I read this quote the other day from "The Power of a Praying Wife." This quote had a profound effect on me as I'm currently in a season of life where I have truly let go of many of the troubles in my past that I've carried with me for a very long time. High School is not necessarily all happy memories for me. In fact, those were some of my most difficult years in my life. Many would probably be surprised that I feel this way since I appeared to do just fine with friends and I was even a cheerleader, but the appearance differed greatly from my reality. My lack of self confidence at the time, combined with depression and not ever feeling that I FULLY fit in with my group of friends, had left me with hard feeling about that era of my life. From the moment my daughters were born, I began to wonder if their high school years would be as painful as mine. That is something that I have had to let go of and give it to God. But lately, I've been able to let go of many of those not-so-fond memories and refocus my mind on the good times. Believe it or not, this came about through Facebook and our ever redeeming Lord.
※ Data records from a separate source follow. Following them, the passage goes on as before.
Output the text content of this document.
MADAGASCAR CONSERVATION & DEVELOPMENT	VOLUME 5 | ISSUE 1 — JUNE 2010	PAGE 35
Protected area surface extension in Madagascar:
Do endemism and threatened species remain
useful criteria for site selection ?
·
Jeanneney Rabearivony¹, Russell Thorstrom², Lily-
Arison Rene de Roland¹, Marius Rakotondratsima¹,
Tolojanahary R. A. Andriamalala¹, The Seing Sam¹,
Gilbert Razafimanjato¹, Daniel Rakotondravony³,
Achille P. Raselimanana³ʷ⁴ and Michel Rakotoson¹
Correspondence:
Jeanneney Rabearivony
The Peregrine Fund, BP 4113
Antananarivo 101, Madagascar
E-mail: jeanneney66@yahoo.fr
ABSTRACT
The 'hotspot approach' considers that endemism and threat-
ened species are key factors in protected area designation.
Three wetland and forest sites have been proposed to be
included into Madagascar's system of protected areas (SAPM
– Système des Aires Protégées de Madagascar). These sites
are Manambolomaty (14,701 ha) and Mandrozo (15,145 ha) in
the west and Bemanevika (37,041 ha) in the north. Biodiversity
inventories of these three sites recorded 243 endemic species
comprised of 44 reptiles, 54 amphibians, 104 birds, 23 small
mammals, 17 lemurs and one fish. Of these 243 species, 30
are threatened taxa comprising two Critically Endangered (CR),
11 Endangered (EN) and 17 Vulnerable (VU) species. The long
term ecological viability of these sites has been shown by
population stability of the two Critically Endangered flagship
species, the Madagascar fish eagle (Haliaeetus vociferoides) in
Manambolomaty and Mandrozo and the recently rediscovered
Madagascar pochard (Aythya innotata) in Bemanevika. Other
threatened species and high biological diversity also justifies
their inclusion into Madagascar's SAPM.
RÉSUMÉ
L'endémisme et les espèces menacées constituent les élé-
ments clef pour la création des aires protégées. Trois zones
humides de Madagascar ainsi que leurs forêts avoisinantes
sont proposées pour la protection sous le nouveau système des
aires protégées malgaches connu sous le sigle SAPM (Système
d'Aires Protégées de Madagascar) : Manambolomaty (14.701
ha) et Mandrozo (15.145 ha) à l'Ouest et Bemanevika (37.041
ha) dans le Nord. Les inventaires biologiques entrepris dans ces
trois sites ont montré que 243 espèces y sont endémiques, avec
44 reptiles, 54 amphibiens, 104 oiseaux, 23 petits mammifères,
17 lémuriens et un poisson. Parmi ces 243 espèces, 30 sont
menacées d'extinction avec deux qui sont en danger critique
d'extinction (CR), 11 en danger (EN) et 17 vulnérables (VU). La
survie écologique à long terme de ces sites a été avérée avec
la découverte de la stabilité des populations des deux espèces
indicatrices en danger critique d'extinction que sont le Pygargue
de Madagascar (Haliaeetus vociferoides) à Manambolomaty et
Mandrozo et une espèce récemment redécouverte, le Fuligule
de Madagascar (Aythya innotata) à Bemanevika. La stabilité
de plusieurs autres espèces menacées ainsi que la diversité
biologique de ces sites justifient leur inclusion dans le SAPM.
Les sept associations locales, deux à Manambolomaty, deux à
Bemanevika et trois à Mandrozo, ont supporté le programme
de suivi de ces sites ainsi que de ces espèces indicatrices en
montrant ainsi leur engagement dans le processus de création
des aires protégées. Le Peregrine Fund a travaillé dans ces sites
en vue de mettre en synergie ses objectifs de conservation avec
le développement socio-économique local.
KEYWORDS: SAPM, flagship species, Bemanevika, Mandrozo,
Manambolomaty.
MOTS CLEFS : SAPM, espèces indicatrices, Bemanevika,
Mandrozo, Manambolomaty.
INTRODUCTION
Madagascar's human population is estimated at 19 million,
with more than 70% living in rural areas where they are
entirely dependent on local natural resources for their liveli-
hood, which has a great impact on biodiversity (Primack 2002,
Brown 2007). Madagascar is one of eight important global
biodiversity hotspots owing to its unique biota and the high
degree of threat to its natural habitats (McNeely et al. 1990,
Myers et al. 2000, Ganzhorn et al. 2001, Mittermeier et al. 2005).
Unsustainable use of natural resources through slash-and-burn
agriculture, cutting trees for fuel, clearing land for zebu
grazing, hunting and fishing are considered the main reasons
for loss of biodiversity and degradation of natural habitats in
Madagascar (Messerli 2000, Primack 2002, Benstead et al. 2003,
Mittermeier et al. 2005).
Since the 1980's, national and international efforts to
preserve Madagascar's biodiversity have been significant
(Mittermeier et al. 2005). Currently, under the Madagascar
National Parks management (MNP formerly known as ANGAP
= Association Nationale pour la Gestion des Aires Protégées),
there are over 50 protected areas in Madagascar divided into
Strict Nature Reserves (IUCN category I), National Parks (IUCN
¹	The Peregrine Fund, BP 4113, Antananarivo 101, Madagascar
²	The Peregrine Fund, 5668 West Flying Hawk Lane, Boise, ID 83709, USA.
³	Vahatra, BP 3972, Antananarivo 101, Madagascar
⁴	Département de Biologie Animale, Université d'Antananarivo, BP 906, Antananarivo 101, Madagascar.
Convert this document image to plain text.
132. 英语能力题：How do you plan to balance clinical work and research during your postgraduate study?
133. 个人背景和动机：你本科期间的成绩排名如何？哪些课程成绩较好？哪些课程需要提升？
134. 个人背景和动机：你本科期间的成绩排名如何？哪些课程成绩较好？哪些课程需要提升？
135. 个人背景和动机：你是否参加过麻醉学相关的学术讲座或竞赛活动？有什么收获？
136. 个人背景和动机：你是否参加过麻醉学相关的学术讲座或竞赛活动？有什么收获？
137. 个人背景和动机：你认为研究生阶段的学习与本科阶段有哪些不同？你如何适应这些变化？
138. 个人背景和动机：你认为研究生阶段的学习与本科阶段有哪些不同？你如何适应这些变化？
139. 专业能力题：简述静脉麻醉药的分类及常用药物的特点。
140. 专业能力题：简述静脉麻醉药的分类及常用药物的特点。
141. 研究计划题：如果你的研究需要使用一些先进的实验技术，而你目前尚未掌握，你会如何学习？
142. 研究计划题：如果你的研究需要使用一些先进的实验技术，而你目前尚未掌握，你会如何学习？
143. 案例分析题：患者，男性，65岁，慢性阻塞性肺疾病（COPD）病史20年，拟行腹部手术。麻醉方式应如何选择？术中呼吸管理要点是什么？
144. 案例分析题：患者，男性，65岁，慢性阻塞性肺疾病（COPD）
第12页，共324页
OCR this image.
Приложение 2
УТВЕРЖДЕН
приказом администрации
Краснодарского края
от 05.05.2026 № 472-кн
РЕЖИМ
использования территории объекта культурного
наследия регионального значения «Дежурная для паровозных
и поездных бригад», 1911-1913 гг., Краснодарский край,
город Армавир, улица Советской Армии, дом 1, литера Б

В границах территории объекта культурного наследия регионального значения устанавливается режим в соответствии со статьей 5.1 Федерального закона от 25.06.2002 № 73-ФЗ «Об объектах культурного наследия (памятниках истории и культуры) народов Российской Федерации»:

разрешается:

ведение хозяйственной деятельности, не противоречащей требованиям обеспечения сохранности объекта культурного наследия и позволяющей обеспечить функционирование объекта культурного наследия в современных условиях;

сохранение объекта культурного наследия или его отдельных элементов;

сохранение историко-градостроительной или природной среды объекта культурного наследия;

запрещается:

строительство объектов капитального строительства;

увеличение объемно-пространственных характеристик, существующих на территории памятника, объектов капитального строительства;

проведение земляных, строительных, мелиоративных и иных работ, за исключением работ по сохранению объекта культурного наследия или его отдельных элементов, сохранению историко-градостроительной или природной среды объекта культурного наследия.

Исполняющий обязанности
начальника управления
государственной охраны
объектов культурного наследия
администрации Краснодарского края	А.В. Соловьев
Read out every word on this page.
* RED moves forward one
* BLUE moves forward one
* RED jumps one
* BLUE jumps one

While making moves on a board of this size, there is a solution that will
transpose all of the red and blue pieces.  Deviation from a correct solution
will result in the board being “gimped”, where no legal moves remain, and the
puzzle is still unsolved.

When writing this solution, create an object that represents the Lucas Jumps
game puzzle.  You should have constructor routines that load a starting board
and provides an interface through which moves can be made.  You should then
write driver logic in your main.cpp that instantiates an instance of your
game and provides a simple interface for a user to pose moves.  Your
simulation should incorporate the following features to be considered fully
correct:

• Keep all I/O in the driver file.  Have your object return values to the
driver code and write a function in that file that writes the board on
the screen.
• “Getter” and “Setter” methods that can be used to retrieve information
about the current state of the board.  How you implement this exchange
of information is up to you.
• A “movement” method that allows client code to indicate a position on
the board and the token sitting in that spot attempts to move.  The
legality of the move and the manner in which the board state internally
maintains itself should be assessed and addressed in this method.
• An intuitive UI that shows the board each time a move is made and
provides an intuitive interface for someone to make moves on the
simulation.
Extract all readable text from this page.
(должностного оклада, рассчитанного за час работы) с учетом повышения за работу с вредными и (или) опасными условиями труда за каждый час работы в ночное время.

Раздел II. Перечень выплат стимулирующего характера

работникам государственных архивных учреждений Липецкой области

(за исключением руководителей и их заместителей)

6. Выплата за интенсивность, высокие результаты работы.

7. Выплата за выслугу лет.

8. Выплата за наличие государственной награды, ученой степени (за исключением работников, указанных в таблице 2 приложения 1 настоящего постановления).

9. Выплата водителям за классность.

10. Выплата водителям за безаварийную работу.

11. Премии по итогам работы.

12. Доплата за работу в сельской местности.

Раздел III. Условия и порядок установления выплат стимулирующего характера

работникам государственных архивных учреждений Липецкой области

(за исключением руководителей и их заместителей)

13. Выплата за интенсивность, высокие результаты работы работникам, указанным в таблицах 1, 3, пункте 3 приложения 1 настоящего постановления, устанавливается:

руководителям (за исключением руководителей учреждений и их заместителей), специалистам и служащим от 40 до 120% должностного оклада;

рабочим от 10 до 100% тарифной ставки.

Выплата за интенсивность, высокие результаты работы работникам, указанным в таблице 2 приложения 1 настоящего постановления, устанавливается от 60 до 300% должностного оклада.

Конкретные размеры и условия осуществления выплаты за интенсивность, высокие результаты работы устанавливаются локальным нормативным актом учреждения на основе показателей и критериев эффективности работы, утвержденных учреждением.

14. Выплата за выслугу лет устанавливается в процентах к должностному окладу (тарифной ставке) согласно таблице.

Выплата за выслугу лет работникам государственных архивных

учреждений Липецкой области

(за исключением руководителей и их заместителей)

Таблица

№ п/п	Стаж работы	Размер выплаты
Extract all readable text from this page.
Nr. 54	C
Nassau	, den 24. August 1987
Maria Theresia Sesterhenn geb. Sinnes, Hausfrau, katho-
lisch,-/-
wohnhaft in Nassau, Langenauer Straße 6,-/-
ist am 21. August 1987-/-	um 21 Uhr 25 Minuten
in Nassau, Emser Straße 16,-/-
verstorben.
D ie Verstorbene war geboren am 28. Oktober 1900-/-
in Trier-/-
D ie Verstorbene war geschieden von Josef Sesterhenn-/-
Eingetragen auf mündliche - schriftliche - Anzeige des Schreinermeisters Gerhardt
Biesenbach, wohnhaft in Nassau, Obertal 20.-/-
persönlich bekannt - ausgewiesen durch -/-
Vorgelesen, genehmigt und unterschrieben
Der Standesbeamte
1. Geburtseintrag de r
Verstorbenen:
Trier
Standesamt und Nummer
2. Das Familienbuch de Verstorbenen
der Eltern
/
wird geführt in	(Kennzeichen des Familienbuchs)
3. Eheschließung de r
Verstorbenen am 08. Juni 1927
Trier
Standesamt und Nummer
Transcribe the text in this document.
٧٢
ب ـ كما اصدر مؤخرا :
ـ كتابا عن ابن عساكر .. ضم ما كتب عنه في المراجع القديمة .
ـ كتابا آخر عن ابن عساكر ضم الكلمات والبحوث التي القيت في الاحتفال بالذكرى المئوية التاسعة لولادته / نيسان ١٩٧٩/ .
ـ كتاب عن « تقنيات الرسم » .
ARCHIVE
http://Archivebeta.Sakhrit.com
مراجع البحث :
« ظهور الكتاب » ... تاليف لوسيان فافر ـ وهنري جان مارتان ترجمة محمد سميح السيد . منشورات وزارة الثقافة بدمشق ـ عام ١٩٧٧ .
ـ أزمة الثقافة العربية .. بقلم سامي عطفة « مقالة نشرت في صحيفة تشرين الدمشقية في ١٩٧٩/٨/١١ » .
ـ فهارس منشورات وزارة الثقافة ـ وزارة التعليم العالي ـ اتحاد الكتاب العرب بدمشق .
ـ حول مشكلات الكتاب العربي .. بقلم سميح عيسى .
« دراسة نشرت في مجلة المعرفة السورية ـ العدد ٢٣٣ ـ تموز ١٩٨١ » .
I originally joined FB well over a year ago at the urging of my young coworkers that I worked with at my former church. When God called me away from that church, I began to realize that about 90% of my FB friends were from that church. That realization left me with the feeling that I was walking away from all my friends, even though that wasn't reality. Thus began my journey of reconnecting with people from my past. I started out "friending" some former classmates that I grew up with from elementary school through high school. Then, before I knew it, that group kept growing and we were sharing so many funny stories from long ago. I began to realize, that there were plenty of happy times, I had just let them be overshadowed by the unhappy times. I also realized that the passing of nearly 20 years, causes people to let go of old grudges and refocus on who we are today. Best of all, the person I am today is a very happy person, confident in myself and filled with God-given purpose for my life. Along with connecting with childhood friends, I also began reuniting with old college and sorority friends. We share stories and old photos and I laugh.....A LOT!!!

My purpose in sharing this with you is so that you can find comfort in that whatever heartache you are dealing with now, will come to pass and God will always be faithful to redeem! He most definitely redeemed me by letting go of the old and welcoming in the new relationships I've established with the same people from long ago.